Gary Silsbe was a dedicated volunteer for 36 years with Junior Achievement. He participated as an advisor to our Achievers and was a member of Junior Achievement’s Corporate Connections Committee; a committee whose members actively seek out volunteers from their workplace, and increase awareness of Junior Achievement in corporate Edmonton.
Gary first heard about the JA Company Program through his employer AGT, now TELUS, in the early 1980s. At the time, AGT put together a team of advisors annually to support the JA program. With a background in finance, Gary was sought out to be on the AGT advisor team. Not knowing what to expect from the program, he signed up as an advisor with some trepidation, but he was pleasantly surprised by the high calibre of the program and the students it attracted.
Over the years, Gary saw many changes within the program; it has progressed to keep up with technology, moved locations, and broadened its scope. But he noted that the essence of the program has always remained constant: at its heart are business advisors coming together with students to give them hands-on experience as they set up and run their own companies, and learning from their mistakes and successes as they go.
Because the JA Company Program is a high-impact program that targets a small number of students, each participant receives a tremendous amount of attention and is exposed to quality instruction. The result is that students in the program want to be there and are dedicated to doing their best.
What Gary wasn’t expecting when he began volunteering was how much fun he would have working with the students. He loved connecting with the younger generation to demonstrate how a business operates and watch them grow and take on responsibility. He often noticed how shy and quiet some students are when they start the program, and how much they can transform by the end of the year.
The students aren’t the only ones changed by the program; Gary said being involved as a volunteer has changed his life as well. Looking back, he recognized that he used to be shy and introverted. He said that volunteering as an advisor with Junior Achievement helped him develop stronger public speaking and presentation skills. Ultimately, he grew as a leader because of his participation and acknowledges the importance of that change early on in his career.

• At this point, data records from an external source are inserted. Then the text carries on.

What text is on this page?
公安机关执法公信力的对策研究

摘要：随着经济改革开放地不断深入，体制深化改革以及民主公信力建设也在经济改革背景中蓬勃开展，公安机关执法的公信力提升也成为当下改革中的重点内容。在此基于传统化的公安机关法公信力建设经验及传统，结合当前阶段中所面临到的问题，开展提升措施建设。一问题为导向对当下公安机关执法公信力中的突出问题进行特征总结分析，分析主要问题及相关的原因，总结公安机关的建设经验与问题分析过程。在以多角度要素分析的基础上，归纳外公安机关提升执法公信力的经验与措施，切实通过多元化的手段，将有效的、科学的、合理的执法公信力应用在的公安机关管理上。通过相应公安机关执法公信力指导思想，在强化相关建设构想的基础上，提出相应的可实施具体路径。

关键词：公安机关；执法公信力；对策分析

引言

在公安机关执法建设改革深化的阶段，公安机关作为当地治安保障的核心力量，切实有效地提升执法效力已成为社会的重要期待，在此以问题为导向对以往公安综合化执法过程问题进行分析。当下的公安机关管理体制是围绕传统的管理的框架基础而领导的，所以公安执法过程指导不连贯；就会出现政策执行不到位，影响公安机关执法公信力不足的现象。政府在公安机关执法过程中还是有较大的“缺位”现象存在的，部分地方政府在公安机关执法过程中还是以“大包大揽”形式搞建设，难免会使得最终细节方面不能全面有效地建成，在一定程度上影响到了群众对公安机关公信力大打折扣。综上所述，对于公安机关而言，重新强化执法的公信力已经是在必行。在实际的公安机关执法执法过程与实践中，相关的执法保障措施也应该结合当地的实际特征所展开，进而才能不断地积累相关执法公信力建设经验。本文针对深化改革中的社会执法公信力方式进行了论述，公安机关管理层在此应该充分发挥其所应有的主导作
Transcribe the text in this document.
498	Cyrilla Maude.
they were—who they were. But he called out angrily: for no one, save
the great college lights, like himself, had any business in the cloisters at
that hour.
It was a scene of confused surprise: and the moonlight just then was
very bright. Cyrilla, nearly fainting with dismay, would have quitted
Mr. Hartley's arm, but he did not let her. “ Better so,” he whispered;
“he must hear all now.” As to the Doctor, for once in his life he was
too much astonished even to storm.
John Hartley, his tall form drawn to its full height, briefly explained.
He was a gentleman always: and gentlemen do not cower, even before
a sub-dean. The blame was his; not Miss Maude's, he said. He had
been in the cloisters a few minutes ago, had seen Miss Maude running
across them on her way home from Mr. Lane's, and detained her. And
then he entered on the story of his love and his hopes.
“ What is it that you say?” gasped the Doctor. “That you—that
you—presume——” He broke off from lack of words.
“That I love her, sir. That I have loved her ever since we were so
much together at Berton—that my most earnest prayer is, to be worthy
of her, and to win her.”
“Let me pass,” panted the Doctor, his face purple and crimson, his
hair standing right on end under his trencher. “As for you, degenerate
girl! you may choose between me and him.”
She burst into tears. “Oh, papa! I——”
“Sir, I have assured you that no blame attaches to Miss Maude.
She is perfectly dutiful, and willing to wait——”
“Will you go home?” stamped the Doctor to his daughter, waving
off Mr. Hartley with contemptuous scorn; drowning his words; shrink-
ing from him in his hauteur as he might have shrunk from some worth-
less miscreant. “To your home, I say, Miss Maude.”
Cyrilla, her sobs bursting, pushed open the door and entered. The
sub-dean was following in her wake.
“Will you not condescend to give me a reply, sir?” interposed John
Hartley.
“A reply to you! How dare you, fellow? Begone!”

Having watched the program grow over the years, Gary felt it had done a good job of keeping up with business trends. Junior Achievement has adjusted and updated the programming to ensure the students exiting the program are prepared to move into the business world today. The program has evolved to be entirely cloud based, allowing students to access everything from home. Gary felt that by keeping its programming current, Junior Achievement will continue to attract the top students.
For Gary, the true strength of Junior Achievement is demonstrated by how many students, upon completing the program, return as advisors. He believed that speaks well of how the program is run and what people get out of it. When the business community is matched up with students, both parties learn a lot from each other, creating a win-win situation for everyone involved.
Gary Silsbe passed away in late 2015. Beginning in 2016, the Gary Silsbe Endowment Fund will award a JA Company Program student a $2,000 scholarship based on their community engagement and leadership. More details will be posted on the JA Company Program student page.